Lending market driven by first-time buyers as more home-owners stay put

First-time buyers are driving the mortgage market in Scotland, Wales and Northern Ireland, but the picture is not so positive for movers, lenders say. In London, the number of purchase mortgages for home-movers dwindled in the first three months of this year by one-third compared with the first quarter of last year.

Regional data from the Council for Mortgage Lenders (CML) for the first quarter of 2017 showed first-time buyers in Scotland borrowed £810m, down 10% on the fourth quarter but up 25% on the first quarter last year.

This totalled 7,600 loans, down 8% quarter-on-quarter but up 23% year-on-year.

However, lending to home movers was down 19% from the previous quarter to £1bn in Scotland and down 6% year-on-year, representing 6,700 loans, down 19% quarter-on-quarter and 8% compared to the same quarter in 2016.

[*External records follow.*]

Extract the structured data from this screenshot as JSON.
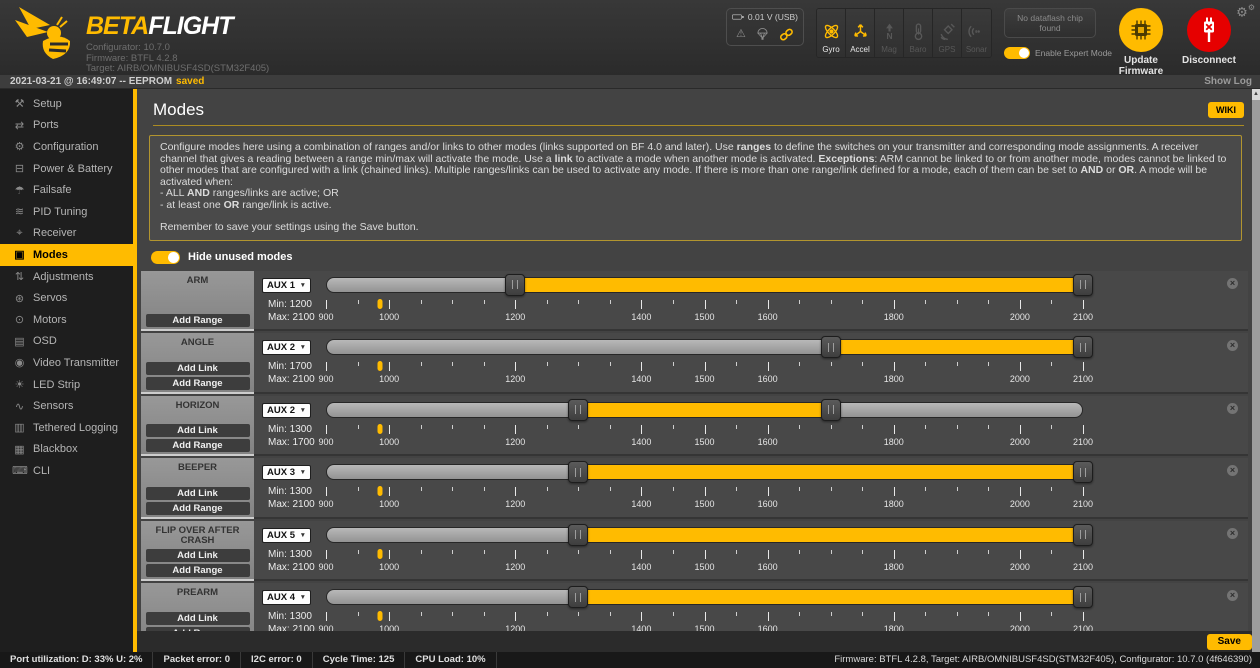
{
  "icons": {
    "dropdown": "▼",
    "close": "×",
    "scroll_up": "▲",
    "gear": "⚙",
    "warning": "⚠"
  },
  "colors": {
    "accent": "#ffbb00",
    "danger": "#e60000"
  },
  "header": {
    "logo_part1": "BETA",
    "logo_part2": "FLIGHT",
    "version_lines": [
      "Configurator: 10.7.0",
      "Firmware: BTFL 4.2.8",
      "Target: AIRB/OMNIBUSF4SD(STM32F405)"
    ],
    "battery_voltage": "0.01 V (USB)",
    "sensors": [
      {
        "label": "Gyro",
        "icon": "gyro",
        "active": true
      },
      {
        "label": "Accel",
        "icon": "accel",
        "active": true
      },
      {
        "label": "Mag",
        "icon": "mag",
        "active": false
      },
      {
        "label": "Baro",
        "icon": "baro",
        "active": false
      },
      {
        "label": "GPS",
        "icon": "gps",
        "active": false
      },
      {
        "label": "Sonar",
        "icon": "sonar",
        "active": false
      }
    ],
    "dataflash_label": "No dataflash chip found",
    "expert_mode_label": "Enable Expert Mode",
    "update_firmware_label": "Update Firmware",
    "disconnect_label": "Disconnect"
  },
  "logbar": {
    "message": "2021-03-21 @ 16:49:07 -- EEPROM",
    "status_word": "saved",
    "show_log": "Show Log"
  },
  "sidebar": {
    "active": "Modes",
    "items": [
      {
        "label": "Setup",
        "glyph": "⚒"
      },
      {
        "label": "Ports",
        "glyph": "⇄"
      },
      {
        "label": "Configuration",
        "glyph": "⚙"
      },
      {
        "label": "Power & Battery",
        "glyph": "⊟"
      },
      {
        "label": "Failsafe",
        "glyph": "☂"
      },
      {
        "label": "PID Tuning",
        "glyph": "≋"
      },
      {
        "label": "Receiver",
        "glyph": "⌖"
      },
      {
        "label": "Modes",
        "glyph": "▣"
      },
      {
        "label": "Adjustments",
        "glyph": "⇅"
      },
      {
        "label": "Servos",
        "glyph": "⊛"
      },
      {
        "label": "Motors",
        "glyph": "⊙"
      },
      {
        "label": "OSD",
        "glyph": "▤"
      },
      {
        "label": "Video Transmitter",
        "glyph": "◉"
      },
      {
        "label": "LED Strip",
        "glyph": "☀"
      },
      {
        "label": "Sensors",
        "glyph": "∿"
      },
      {
        "label": "Tethered Logging",
        "glyph": "▥"
      },
      {
        "label": "Blackbox",
        "glyph": "▦"
      },
      {
        "label": "CLI",
        "glyph": "⌨"
      }
    ]
  },
  "page": {
    "title": "Modes",
    "wiki_label": "WIKI",
    "note_paragraph": "Configure modes here using a combination of ranges and/or links to other modes (links supported on BF 4.0 and later). Use **ranges** to define the switches on your transmitter and corresponding mode assignments. A receiver channel that gives a reading between a range min/max will activate the mode. Use a **link** to activate a mode when another mode is activated. **Exceptions**: ARM cannot be linked to or from another mode, modes cannot be linked to other modes that are configured with a link (chained links). Multiple ranges/links can be used to activate any mode. If there is more than one range/link defined for a mode, each of them can be set to **AND** or **OR**. A mode will be activated when:",
    "note_bullets": [
      "- ALL **AND** ranges/links are active; OR",
      "- at least one **OR** range/link is active."
    ],
    "note_footer": "Remember to save your settings using the Save button.",
    "hide_unused_label": "Hide unused modes",
    "save_label": "Save"
  },
  "axis": {
    "min": 900,
    "max": 2100,
    "minor_step": 50,
    "labeled": [
      900,
      1000,
      1200,
      1400,
      1500,
      1600,
      1800,
      2000,
      2100
    ]
  },
  "modes": [
    {
      "name": "ARM",
      "aux": "AUX 1",
      "min_label": "Min: 1200",
      "max_label": "Max: 2100",
      "buttons": [
        "Add Range"
      ],
      "range": [
        1200,
        2100
      ],
      "marker": 985
    },
    {
      "name": "ANGLE",
      "aux": "AUX 2",
      "min_label": "Min: 1700",
      "max_label": "Max: 2100",
      "buttons": [
        "Add Link",
        "Add Range"
      ],
      "range": [
        1700,
        2100
      ],
      "marker": 985
    },
    {
      "name": "HORIZON",
      "aux": "AUX 2",
      "min_label": "Min: 1300",
      "max_label": "Max: 1700",
      "buttons": [
        "Add Link",
        "Add Range"
      ],
      "range": [
        1300,
        1700
      ],
      "marker": 985
    },
    {
      "name": "BEEPER",
      "aux": "AUX 3",
      "min_label": "Min: 1300",
      "max_label": "Max: 2100",
      "buttons": [
        "Add Link",
        "Add Range"
      ],
      "range": [
        1300,
        2100
      ],
      "marker": 985
    },
    {
      "name": "FLIP OVER AFTER CRASH",
      "aux": "AUX 5",
      "min_label": "Min: 1300",
      "max_label": "Max: 2100",
      "buttons": [
        "Add Link",
        "Add Range"
      ],
      "range": [
        1300,
        2100
      ],
      "marker": 985
    },
    {
      "name": "PREARM",
      "aux": "AUX 4",
      "min_label": "Min: 1300",
      "max_label": "Max: 2100",
      "buttons": [
        "Add Link",
        "Add Range"
      ],
      "range": [
        1300,
        2100
      ],
      "marker": 985
    }
  ],
  "statusbar": {
    "segments": [
      "Port utilization: D: 33% U: 2%",
      "Packet error: 0",
      "I2C error: 0",
      "Cycle Time: 125",
      "CPU Load: 10%"
    ],
    "firmware_info": "Firmware: BTFL 4.2.8, Target: AIRB/OMNIBUSF4SD(STM32F405), Configurator: 10.7.0 (4f646390)"
  }
}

Similarly, in Wales, first-time buyers borrowing was up 15% year-on-year to £380m, although down 19% on the fourth quarter. This totalled 3,400 loans, down 17% quarter-on-quarter but up 13% year-on-year.

Home movers in Wales borrowed £450m, down 22% quarter-on-quarter and 15% compared to a year ago. This totalled 3,100 loans, down 21% quarter-on-quarter and 16% compared to the same quarter in 2015.

In Northern Ireland, first-time buyers borrowed £190m, down 14% on the fourth quarter but up 19% on the first quarter last year. This totalled 2,000 loans, down 9% quarter-on-quarter but up 18% year-on-year.

Home movers in Northern Ireland borrowed £150m, down 21% quarter-on-quarter and 17% compared to a year ago. This totalled 1,200 loans, down 20% quarter-on-quarter and 14% compared to the same quarter in 2015.

There was a more negative lending environment in London, with first-time buyer borrowing falling 5% on the fourth quarter and 3% year-on-year to £2.8bn. This equated to 10,000 loans, down 5% quarter-on-quarter and 3% year-on-year.

Home movers in the capital borrowed £2.7bn, unchanged quarter-on-quarter and down 35% compared to a year ago. This equated to 6,800 loans, down 3% quarter-on-quarter and 33% compared to the same quarter in 2016.

The CML said remortgage lending across the board was up as home owners made the most of record low rates.